A man with a wooden leg went round as nimbly as the rest. Tichon was told afterwards that his name was Captain Smoorigin; he had lost his leg at the storming of Azov.
A short fat lady with dignified gray curls, Princess Khovánsky, spun round like a ball. Next to her a loose-limbed cobbler was prancing, throwing his feet and arms about; he twisted and twirled himself like a huge gnat, a “Daddy-long-legs,” ejaculating from time to time:—
Dancing and burning,
On we go to Zion’s hill!
By this time nearly all had joined the dance, not only singly but in pairs and groups representing “walls,” “corners,” “crosses,” “David’s ship,” and “flowers,” etc.
“The various figures,” explained Yemelian to Tichon, “represent the dances of the heavenly hosts of angels and archangels round the throne of God; the waving of arms imitates the beating of angel’s wings. The heavens and the earth are one; what happens there is enacted here also.”

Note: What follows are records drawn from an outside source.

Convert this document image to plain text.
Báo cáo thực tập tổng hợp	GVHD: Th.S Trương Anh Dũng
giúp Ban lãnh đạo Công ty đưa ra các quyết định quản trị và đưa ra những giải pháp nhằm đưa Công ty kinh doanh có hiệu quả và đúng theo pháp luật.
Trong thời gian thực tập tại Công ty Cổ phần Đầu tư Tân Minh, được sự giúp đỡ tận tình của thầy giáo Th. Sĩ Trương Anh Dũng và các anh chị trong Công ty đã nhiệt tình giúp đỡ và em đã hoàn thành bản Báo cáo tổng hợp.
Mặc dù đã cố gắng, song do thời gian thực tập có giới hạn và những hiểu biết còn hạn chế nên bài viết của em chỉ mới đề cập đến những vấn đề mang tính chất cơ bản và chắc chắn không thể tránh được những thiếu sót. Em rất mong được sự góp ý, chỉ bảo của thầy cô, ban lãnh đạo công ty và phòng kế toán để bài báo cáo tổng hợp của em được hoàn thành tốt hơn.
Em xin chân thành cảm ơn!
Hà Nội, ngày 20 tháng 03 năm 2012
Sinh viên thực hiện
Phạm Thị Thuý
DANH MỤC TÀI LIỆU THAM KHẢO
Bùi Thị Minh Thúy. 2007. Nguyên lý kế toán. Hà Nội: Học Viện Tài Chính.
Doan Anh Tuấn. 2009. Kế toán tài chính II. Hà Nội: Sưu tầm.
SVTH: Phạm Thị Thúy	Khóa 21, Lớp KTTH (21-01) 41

The dance grew more and more rapid; it seemed as if a whirlwind filled the room, and they were no longer dancing themselves, but some external power was whirling them round with such rapidity that their faces could no longer be discerned; the hair on the head stood upright, the tunics blew out like funnels, and men were transformed into white spinning columns. Some hissed, others cackled, others again screamed in frenzy, and again it seemed that not they themselves, but some external power was screaming through their mouths.